1 β‐Adrenoceptor‐mediated relaxation of rat oesophageal smooth muscle was investigated by studying the effects of β 1 ‐ and β 2 ‐selective antagonists on the relaxation induced by (−)‐isoprenaline, the β 2 ‐selective agonists fenoterol and clenbuterol and the β 3 ‐agonist, BRL 37344. 2 The highly β 1 ‐selective antagonist CGP 20712A did not antagonize (−)‐isoprenaline‐ or BRL 37344‐induced relaxations in concentrations up to 10 μ m . Only at 100 μ m of CGP 20712A were clear rightward shifts of the agonist concentration‐response curves (CRCs) observed, with pA 2 values of 4.70 and 4.97 against (−)‐isoprenaline and BRL 37344, respectively. 3 ICI 118,551, a potent and selective β 2 ‐antagonist, at 100 n m caused moderate rightward shifts of the CRCs of (−)‐isoprenaline, fenoterol and clenbuterol; with fenoterol and clenbuterol, this was accompanied by a clear steepening of the curve. Only at the highest concentration (100 μ m ICI 118,551) did the shifts to the right further increase substantially. Resulting Schild‐plots were clearly biphasic.

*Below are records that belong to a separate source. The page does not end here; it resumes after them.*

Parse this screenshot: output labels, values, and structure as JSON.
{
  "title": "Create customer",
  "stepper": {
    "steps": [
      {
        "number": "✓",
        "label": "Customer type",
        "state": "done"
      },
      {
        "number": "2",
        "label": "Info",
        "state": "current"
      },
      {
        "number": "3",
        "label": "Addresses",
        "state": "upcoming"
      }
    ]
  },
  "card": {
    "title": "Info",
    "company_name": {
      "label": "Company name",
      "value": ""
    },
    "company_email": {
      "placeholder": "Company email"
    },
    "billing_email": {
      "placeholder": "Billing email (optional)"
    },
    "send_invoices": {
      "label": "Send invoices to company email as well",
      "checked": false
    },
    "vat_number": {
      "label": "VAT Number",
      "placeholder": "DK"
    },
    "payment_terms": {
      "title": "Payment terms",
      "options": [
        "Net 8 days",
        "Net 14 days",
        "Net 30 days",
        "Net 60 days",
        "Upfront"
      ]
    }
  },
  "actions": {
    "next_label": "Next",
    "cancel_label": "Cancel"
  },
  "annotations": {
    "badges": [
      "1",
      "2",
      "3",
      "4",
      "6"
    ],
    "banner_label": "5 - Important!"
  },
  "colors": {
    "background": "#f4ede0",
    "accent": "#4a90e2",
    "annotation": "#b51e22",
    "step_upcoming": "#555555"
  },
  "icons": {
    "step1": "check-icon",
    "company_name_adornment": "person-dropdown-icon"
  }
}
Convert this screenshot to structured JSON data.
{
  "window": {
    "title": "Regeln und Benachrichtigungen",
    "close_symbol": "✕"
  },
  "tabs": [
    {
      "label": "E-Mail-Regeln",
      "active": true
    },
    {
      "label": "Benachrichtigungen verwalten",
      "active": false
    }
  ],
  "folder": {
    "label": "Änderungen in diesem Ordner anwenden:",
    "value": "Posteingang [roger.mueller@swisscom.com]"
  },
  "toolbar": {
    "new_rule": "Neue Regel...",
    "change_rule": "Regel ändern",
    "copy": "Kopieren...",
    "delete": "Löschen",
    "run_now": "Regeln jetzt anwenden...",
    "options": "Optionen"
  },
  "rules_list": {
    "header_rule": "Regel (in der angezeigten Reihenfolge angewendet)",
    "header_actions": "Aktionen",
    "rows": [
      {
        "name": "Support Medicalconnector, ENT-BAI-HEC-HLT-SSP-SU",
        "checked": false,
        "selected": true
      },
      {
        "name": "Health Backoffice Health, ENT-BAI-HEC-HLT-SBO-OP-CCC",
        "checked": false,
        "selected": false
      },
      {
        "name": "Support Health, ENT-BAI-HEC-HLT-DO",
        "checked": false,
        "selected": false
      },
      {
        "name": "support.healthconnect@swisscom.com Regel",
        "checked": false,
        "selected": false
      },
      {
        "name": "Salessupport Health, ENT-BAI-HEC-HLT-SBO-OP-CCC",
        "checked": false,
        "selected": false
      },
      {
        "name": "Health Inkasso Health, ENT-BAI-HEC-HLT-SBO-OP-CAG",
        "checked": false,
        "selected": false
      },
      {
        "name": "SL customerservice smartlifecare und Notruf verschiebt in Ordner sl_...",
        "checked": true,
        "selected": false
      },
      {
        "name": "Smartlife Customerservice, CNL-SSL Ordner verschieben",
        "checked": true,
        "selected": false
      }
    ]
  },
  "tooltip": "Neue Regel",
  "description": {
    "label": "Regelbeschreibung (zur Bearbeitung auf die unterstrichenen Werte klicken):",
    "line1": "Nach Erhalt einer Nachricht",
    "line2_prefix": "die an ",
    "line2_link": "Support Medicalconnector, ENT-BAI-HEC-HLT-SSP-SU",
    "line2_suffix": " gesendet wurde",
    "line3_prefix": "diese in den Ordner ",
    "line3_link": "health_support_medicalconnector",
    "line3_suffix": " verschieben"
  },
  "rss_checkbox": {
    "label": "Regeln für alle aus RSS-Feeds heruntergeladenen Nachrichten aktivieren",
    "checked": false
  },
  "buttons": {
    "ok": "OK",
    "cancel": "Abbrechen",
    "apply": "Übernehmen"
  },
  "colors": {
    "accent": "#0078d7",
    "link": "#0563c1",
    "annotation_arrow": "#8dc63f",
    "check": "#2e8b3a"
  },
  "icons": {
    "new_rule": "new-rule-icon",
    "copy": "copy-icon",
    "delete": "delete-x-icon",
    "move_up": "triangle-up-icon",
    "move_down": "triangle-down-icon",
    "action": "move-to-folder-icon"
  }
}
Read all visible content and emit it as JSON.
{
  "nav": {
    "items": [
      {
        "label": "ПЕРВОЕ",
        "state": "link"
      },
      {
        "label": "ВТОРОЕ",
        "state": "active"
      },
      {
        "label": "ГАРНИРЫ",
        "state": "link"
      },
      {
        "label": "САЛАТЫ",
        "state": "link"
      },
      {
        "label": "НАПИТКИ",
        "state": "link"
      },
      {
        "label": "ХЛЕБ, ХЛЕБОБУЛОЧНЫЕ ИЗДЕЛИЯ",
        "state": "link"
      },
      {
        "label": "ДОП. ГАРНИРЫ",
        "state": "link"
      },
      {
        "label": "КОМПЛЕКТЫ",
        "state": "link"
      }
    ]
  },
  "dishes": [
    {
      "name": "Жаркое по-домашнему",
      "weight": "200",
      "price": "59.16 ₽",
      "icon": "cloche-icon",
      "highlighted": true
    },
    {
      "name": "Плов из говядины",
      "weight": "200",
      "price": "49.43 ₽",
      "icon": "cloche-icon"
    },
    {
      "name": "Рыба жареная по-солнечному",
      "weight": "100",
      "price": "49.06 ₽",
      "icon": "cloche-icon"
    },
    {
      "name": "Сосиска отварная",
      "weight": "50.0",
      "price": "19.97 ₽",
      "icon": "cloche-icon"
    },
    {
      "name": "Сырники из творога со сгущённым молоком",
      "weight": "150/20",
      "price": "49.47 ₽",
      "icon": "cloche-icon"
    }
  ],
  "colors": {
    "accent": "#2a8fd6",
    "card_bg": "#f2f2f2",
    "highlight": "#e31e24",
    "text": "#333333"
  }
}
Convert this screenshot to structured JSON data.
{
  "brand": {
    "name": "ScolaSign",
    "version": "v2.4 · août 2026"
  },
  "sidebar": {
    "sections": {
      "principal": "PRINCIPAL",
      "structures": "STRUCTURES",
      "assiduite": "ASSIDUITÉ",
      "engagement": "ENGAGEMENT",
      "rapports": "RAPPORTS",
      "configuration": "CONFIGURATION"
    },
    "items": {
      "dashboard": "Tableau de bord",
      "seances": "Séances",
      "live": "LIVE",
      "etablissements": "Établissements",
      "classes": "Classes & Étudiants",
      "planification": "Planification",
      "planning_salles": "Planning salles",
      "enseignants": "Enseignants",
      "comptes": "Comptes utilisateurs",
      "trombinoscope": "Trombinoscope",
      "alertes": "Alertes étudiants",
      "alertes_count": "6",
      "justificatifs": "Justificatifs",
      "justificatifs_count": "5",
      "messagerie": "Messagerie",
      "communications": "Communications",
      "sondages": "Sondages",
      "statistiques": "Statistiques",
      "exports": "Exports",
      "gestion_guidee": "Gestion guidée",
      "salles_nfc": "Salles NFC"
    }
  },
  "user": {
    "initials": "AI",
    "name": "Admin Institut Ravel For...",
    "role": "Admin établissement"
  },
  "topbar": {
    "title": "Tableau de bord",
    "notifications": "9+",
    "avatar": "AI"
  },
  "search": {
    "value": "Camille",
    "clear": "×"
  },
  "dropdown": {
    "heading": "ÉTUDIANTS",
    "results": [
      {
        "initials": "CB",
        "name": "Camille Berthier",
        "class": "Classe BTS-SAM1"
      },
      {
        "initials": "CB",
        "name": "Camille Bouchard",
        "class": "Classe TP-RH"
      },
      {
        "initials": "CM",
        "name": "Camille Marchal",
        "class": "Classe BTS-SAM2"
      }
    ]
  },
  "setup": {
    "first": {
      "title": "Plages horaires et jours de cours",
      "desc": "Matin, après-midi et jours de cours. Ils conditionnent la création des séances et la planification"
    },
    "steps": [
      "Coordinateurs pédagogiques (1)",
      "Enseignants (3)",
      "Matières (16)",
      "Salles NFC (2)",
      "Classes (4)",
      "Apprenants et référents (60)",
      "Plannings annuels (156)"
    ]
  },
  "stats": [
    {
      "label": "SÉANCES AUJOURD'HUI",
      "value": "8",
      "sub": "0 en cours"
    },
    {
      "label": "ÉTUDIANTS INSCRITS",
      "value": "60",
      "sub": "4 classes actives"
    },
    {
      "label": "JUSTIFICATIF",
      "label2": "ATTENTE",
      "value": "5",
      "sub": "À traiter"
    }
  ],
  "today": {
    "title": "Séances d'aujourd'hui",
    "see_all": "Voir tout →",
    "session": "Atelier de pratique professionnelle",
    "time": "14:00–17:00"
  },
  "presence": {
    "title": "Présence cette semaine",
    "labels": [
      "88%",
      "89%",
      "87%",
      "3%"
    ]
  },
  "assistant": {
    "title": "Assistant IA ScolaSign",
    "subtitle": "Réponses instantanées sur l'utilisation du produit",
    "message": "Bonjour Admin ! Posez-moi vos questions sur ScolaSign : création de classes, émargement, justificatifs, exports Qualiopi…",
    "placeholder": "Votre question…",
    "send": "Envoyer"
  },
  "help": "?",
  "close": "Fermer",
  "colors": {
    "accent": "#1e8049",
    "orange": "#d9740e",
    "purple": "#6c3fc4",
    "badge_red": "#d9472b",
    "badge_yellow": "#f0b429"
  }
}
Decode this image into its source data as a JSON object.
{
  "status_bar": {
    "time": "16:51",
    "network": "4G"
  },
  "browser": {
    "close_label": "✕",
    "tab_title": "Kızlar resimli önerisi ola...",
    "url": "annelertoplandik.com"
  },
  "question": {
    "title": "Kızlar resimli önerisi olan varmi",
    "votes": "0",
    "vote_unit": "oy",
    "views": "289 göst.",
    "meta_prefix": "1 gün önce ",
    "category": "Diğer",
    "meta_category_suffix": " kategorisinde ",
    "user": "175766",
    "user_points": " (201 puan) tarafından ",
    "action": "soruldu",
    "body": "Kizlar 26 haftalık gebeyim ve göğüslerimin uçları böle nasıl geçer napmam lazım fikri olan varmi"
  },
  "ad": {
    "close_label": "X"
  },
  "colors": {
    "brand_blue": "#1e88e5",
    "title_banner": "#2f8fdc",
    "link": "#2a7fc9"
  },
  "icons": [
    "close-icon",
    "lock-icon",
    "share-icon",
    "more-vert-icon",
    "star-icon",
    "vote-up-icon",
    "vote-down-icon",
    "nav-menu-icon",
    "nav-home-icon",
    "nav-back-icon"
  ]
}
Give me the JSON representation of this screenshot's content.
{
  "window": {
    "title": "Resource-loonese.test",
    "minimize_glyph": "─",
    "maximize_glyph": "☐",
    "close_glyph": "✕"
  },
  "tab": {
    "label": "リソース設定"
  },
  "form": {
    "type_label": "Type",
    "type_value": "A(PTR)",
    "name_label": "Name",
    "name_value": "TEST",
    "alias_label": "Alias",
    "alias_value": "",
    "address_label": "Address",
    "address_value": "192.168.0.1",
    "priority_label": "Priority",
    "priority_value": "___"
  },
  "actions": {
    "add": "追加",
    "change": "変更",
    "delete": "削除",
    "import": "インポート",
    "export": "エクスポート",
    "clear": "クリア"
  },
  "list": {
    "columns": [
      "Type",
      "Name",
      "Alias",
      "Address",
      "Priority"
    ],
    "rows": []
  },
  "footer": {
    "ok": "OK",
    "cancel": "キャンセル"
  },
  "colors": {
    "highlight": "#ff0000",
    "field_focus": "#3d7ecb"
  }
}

BRL 37344‐induced relaxations were only antagonized at 100 μ m ICI 118,551, yielding a pA 2 value of 5.48. 4 These results clearly demonstrate that the BRL 37344‐induced relaxation of rat oesophageal muscularis mucosae is mediated solely through β 3 ‐adrenoceptors, whereas (−)‐isoprenaline‐, fenoterol‐ and clenbuterol‐induced relaxations were shown to involve both β 2 ‐ and, predominantly, β 3 ‐adrenoceptors.